If you live in a big city, you've probably been there. Stuck in gridlock, no end in sight, time and your life being wasted. Then your magical electronic helper alerts you that taking this rinky-dink little side street will save eight minutes from your commute. Sure, you'll need to frogger across Olympic Boulevard and prevent being T-boned three times, but whatever, eight minutes!

Ah, but there is a victim in all this. The people who live on that rinky-dink little side street, who now must live with a sudden influx of irate commuters tearing down their previously quiet street at inappropriately high speeds — or worse, filling it with just as much gridlock — as traffic-reporting map apps become widespread.
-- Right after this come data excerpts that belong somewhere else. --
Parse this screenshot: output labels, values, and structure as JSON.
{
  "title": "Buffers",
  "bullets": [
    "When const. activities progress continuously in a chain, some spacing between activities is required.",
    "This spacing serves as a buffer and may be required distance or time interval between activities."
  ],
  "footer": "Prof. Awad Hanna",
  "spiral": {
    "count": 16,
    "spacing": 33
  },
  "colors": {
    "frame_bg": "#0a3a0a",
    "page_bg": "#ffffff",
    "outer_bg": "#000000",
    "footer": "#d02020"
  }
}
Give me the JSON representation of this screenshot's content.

Now, imagine if instead of a rinky-dink little side street we're talking about a rinky-dink little side town. That's the very dilemma facing Leonia, N.J., which has had enough of New York City commuters laying siege to their community during rush hour. Sleepy, narrow suburban streets are being turned into what looks like highway on-ramps — one-way, single-file lines of cars inching forward. Attempts by residents of those streets to exit their driveways or inch away from the curb are met with the same angry contempt one might receive when butting onto the highway — except they're just trying to take their kids to the local school, not reach midtown Manhattan.
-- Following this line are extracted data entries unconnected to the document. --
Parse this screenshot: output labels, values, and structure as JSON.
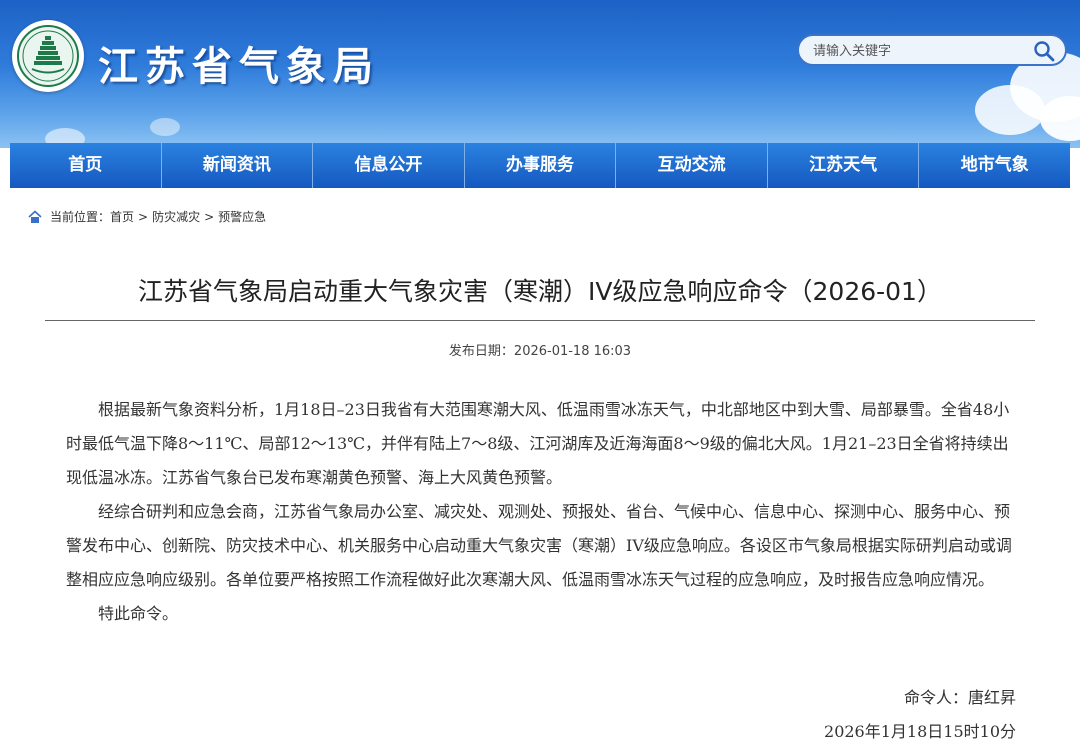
{
  "header": {
    "site_title": "江苏省气象局",
    "search_placeholder": "请输入关键字"
  },
  "nav": {
    "items": [
      "首页",
      "新闻资讯",
      "信息公开",
      "办事服务",
      "互动交流",
      "江苏天气",
      "地市气象"
    ]
  },
  "breadcrumb": {
    "prefix": "当前位置：",
    "items": [
      "首页",
      "防灾减灾",
      "预警应急"
    ],
    "separator": ">"
  },
  "article": {
    "title": "江苏省气象局启动重大气象灾害（寒潮）IV级应急响应命令（2026-01）",
    "date_label": "发布日期：",
    "date_value": "2026-01-18 16:03",
    "paragraphs": [
      "根据最新气象资料分析，1月18日–23日我省有大范围寒潮大风、低温雨雪冰冻天气，中北部地区中到大雪、局部暴雪。全省48小时最低气温下降8～11℃、局部12～13℃，并伴有陆上7～8级、江河湖库及近海海面8～9级的偏北大风。1月21–23日全省将持续出现低温冰冻。江苏省气象台已发布寒潮黄色预警、海上大风黄色预警。",
      "经综合研判和应急会商，江苏省气象局办公室、减灾处、观测处、预报处、省台、气候中心、信息中心、探测中心、服务中心、预警发布中心、创新院、防灾技术中心、机关服务中心启动重大气象灾害（寒潮）IV级应急响应。各设区市气象局根据实际研判启动或调整相应应急响应级别。各单位要严格按照工作流程做好此次寒潮大风、低温雨雪冰冻天气过程的应急响应，及时报告应急响应情况。",
      "特此命令。"
    ],
    "signer_label": "命令人：",
    "signer_name": "唐红昇",
    "sign_date": "2026年1月18日15时10分"
  },
  "colors": {
    "header_top": "#1d62c6",
    "nav_bar": "#1558c0",
    "title_text": "#222222"
  }
}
Well, Leonia has had enough and the city council has unanimously OK'd a measure that would ban non-resident cars during commuting hours (6-10 AM, 4-9 PM). Residents will be given yellow tags to hang from their mirror to avoid the $200 fine. The New York Times article that delves deeper into the traffic nightmares of Leonia and elsewhere, doesn't indicate how the town will deal with legitimate visitors during those hours. "Sorry Grandma, you can't come to dinner." Will there be town-wide guard gates to hand out visitor passes as in gated communities?

As expected, commuters aren't too pleased (snarky Internet commenters, yada, yada) and neighboring towns are worried that wiping Leonia off the digital map will put them in the crosshairs of similar town-wide gridlock. There's also the matter of a legal precedent set by a town restricting access to outsiders of any sort, regardless of the reason. Then there's the fact that the state has final authority on local roads.

We suggest reading the entire Times article. Might make you think a little before tearing down that rinky-dink little side street ... or town.